The gold fever had seemed to the minister a moral disorder, calling for spiritual remedies, which he had not failed to administer in such quant.i.ty and of such strength as corresponded with the religious therapeutics of the day.

Marg'et Ann hinted of this when her lover came to her with his plans.

She was making soap, and although they stood on the windward side of the kettle, her eyes were red from the smoke of the hickory logs.

"Do you think it is just right, Lloyd?" she asked, stirring the unsavory concoction slowly with a wooden paddle. "Isn't it just a greed for gold, like gambling?"

Lloyd put both elbows on the top of the ash hopper and looked at her laughingly.

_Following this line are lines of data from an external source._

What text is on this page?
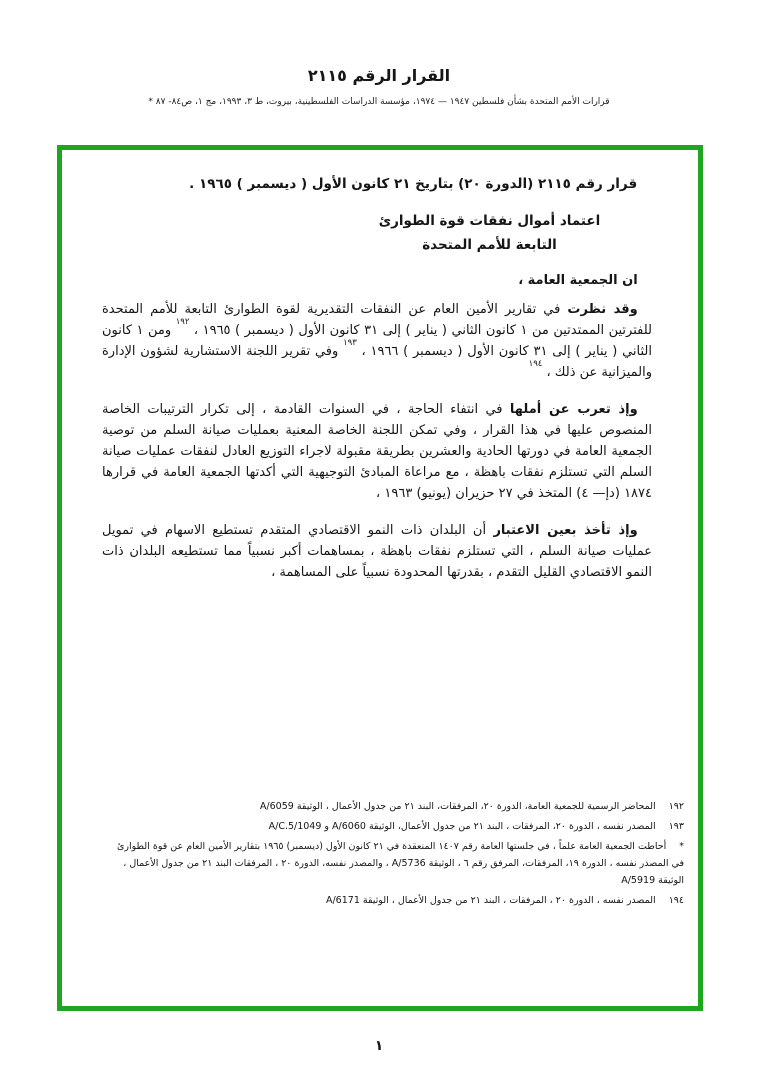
القرار الرقم ٢١١٥

قرارات الأمم المتحدة بشأن فلسطين ١٩٤٧ — ١٩٧٤، مؤسسة الدراسات الفلسطينية، بيروت، ط ٣، ١٩٩٣، مج ١، ص٨٤- ٨٧ *

قرار رقم ٢١١٥ (الدورة ٢٠) بتاريخ ٢١ كانون الأول ( ديسمبر ) ١٩٦٥ .

اعتماد أموال نفقات قوة الطوارئ
التابعة للأمم المتحدة

ان الجمعية العامة ،

وقد نظرت في تقارير الأمين العام عن النفقات التقديرية لقوة الطوارئ التابعة للأمم المتحدة للفترتين الممتدتين من ١ كانون الثاني ( يناير ) إلى ٣١ كانون الأول ( ديسمبر ) ١٩٦٥ ، $^{١٩٢}$ ومن ١ كانون الثاني ( يناير ) إلى ٣١ كانون الأول ( ديسمبر ) ١٩٦٦ ، $^{١٩٣}$ وفي تقرير اللجنة الاستشارية لشؤون الإدارة والميزانية عن ذلك ، $^{١٩٤}$

وإذ تعرب عن أملها في انتفاء الحاجة ، في السنوات القادمة ، إلى تكرار الترتيبات الخاصة المنصوص عليها في هذا القرار ، وفي تمكن اللجنة الخاصة المعنية بعمليات صيانة السلم من توصية الجمعية العامة في دورتها الحادية والعشرين بطريقة مقبولة لاجراء التوزيع العادل لنفقات عمليات صيانة السلم التي تستلزم نفقات باهظة ، مع مراعاة المبادئ التوجيهية التي أكدتها الجمعية العامة في قرارها ١٨٧٤ (دإ— ٤) المتخذ في ٢٧ حزيران (يونيو) ١٩٦٣ ،

وإذ تأخذ بعين الاعتبار أن البلدان ذات النمو الاقتصادي المتقدم تستطيع الاسهام في تمويل عمليات صيانة السلم ، التي تستلزم نفقات باهظة ، بمساهمات أكبر نسبياً مما تستطيعه البلدان ذات النمو الاقتصادي القليل التقدم ، بقدرتها المحدودة نسبياً على المساهمة ،

١٩٢المحاضر الرسمية للجمعية العامة، الدورة ٢٠، المرفقات، البند ٢١ من جدول الأعمال ، الوثيقة A/6059
١٩٣المصدر نفسه ، الدورة ٢٠، المرفقات ، البند ٢١ من جدول الأعمال، الوثيقة A/6060 و A/C.5/1049
*أحاطت الجمعية العامة علماً ، في جلستها العامة رقم ١٤٠٧ المنعقدة في ٢١ كانون الأول (ديسمبر) ١٩٦٥ بتقارير الأمين العام عن قوة الطوارئ في المصدر نفسه ، الدورة ١٩، المرفقات، المرفق رقم ٦ ، الوثيقة A/5736 ، والمصدر نفسه، الدورة ٢٠ ، المرفقات البند ٢١ من جدول الأعمال ، الوثيقة A/5919
١٩٤المصدر نفسه ، الدورة ٢٠ ، المرفقات ، البند ٢١ من جدول الأعمال ، الوثيقة A/6171
١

He had on a straw hat lined with green calico, and his trousers were of blue jeans, held up by "galluses" of the same; but he was a handsome fellow, with sound white teeth and thick curling locks.

"I don't know as a greed for gold is any worse than a greed for corn,"

he said, trying to curb his voice into seriousness.

"But corn is useful--it is food--and, besides, you work for it." Marg'et Ann pushed her sunbonnet back and looked at him anxiously.

"Well, I've planted a good deal more corn than I expect to eat this year, and I was calculating to sell some of it for gold,--you wouldn't think that was wrong, would you, Marg'et Ann?"

"No, of course not; but some one will eat it,--it's useful," maintained the girl earnestly.

"I haven't found anything more useful than money yet," persisted the young man good-naturedly; "but if I come home from California with two or three bags full of gold, I'll buy up a township and raise corn by the wholesale,--that'll make it all right, won't it?"

Marg'et Ann laughed in spite of herself.

"You're such a case, Lloyd," she said, not without a note of admiration in her reproof.

When it came to the parting there was little said. Marg'et Ann hushed her lover's a.s.surances with her own, given amid blinding tears.

"I'll be just the same, Lloyd, no matter what happens, but I can't let you make any promises; it wouldn't be right. I can't expect you to wait for me. You must do whatever seems right to you; but there won't be any harm in my loving you,--at least as long as you don't care for anybody else."

The young man said what a young man usually says when he is looking into trustful brown eyes, filled with tears he has caused and cannot prevent, and at the moment, in the sharp pain of parting, the words of one were not more or less sincere than those of the other.